To Think in Ways You’ve Never Thought Before

for Robert Bly

My friend, said, “Try to think in ways
you’ve never thought before.”
I said, “I am, who I am.”
“I thought I was who I was,” he said, “then I
found mould in my porch and felt on edge —
that’s opportunity.”
“No,” I said, “life for me is settled,
when someone approaches my house,
I know it’s Amazon.”
“Try this instead,” he said,
“when someone calls,
think of it as Hermes, or maybe Gabriel,
carrying a message from Easter Island,
telling you you’re forgiven.
Or when the mechanic at Canadian Tire
emerges to tell you
she’s fixed your wheel bearing, think of her
as rising out of a lake, her hair
as antlers full of golden bulrushes
and her smile as coming
from a million miles away, arriving
like a kiss,
the speed of love,
which is slightly faster than light.”
“I think I understand,” I said, “Every time
I start a poem,
it’s never what I thought I’d be.”
“Exactly,” he said, “when you’re hiking up
Maple Mountain and the trail ends at that cell tower,
think of it as a pilgrimage to an Ashram,
where Fr.
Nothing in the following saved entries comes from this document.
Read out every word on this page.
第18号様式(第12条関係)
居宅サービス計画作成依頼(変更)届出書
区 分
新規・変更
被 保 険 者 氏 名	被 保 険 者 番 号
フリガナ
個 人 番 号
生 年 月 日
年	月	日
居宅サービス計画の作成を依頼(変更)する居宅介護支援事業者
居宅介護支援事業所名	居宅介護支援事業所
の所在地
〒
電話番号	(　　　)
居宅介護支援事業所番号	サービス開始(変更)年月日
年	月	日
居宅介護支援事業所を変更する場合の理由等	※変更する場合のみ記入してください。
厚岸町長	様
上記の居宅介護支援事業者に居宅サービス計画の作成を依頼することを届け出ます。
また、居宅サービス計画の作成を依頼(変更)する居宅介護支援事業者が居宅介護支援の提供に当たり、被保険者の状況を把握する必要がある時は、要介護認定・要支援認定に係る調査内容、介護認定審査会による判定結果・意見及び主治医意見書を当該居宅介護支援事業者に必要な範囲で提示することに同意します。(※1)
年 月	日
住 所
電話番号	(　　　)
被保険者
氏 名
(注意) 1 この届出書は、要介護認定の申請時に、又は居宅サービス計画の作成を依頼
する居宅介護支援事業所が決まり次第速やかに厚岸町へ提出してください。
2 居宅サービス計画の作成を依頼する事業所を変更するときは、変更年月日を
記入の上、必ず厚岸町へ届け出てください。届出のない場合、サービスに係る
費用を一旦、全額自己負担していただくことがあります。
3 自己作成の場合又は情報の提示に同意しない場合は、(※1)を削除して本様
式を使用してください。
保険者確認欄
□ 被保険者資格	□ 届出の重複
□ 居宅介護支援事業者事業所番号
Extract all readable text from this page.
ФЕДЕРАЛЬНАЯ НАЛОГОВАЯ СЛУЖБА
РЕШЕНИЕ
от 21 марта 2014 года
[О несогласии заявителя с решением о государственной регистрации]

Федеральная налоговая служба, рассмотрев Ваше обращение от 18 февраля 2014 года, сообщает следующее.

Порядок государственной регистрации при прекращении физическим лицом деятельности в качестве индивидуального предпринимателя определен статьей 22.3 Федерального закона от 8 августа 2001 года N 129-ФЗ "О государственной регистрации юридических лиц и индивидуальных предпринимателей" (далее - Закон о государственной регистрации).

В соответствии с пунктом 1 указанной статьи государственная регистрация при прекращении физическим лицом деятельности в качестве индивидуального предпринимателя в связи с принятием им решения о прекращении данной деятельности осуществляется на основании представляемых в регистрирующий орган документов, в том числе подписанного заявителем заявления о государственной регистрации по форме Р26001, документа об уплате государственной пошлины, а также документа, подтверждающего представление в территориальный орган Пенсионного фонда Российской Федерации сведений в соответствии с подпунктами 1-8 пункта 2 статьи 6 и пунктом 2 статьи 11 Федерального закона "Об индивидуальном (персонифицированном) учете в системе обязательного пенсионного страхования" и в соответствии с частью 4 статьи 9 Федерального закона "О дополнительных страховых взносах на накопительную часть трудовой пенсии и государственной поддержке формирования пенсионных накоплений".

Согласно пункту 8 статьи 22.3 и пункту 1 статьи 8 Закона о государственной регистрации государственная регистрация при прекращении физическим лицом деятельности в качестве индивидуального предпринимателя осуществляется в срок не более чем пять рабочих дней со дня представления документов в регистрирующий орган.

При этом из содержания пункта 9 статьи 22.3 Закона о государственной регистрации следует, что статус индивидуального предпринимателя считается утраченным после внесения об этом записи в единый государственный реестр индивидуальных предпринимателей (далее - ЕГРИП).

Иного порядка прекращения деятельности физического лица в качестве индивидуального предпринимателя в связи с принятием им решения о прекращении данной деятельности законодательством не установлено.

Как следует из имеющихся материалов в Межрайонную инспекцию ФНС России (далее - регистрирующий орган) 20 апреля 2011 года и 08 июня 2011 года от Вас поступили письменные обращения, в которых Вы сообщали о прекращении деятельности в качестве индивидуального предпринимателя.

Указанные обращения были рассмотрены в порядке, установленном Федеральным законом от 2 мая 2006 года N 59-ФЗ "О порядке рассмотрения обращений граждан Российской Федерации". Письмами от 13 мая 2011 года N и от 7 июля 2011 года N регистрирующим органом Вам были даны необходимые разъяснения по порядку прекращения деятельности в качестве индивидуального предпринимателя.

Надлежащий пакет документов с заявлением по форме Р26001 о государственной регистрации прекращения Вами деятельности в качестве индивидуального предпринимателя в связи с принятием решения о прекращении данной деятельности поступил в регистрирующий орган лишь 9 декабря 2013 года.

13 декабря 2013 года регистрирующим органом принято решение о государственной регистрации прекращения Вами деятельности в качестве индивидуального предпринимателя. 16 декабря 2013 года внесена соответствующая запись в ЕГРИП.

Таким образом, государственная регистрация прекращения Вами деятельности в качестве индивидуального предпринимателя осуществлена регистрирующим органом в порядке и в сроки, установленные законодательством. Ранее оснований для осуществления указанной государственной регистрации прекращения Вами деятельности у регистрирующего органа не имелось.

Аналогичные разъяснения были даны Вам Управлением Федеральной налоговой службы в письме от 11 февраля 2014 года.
Bede helps you find your
hidden stone of shame,
which is thrown over the cliff,
plunging into the valley of forgetfulness,
and your family arrives with
baskets of blueberries.”
“It’s true,” I said, “just
when I presume a closing line,
everything before it changes —
which changes the end.”
“You see?” he said, “Your poem
is just beginning to be
who it is.”

Kneeling in Snow

(After Gerald Stern’s Waving Goodbye)

I wanted to know what it was like before I was
conscious and before I had a mind to steer me
toward ecstasy and smash me with mistakes and
before I had memories to guide me and mislead me
and anger and tears to help me over my feelings,
so I drove to the city graveyard and walked
through the snow up and down the rows and let
my fingers trace inscriptions on the stones
until I reached the old part and there was one
that looked like my mom’s and I knelt and pressed
my forehead against it as a foal or a calf would
into its mother’s side and the cold seeped past my cap
and through my jeans into my knees and I stood and walked
back and closed the gate behind me and looked
down the tree-lined lane over the river at the horizon
and saw my mother’s smiling face just visible
above the garden corn at the edge of the cottonwoods.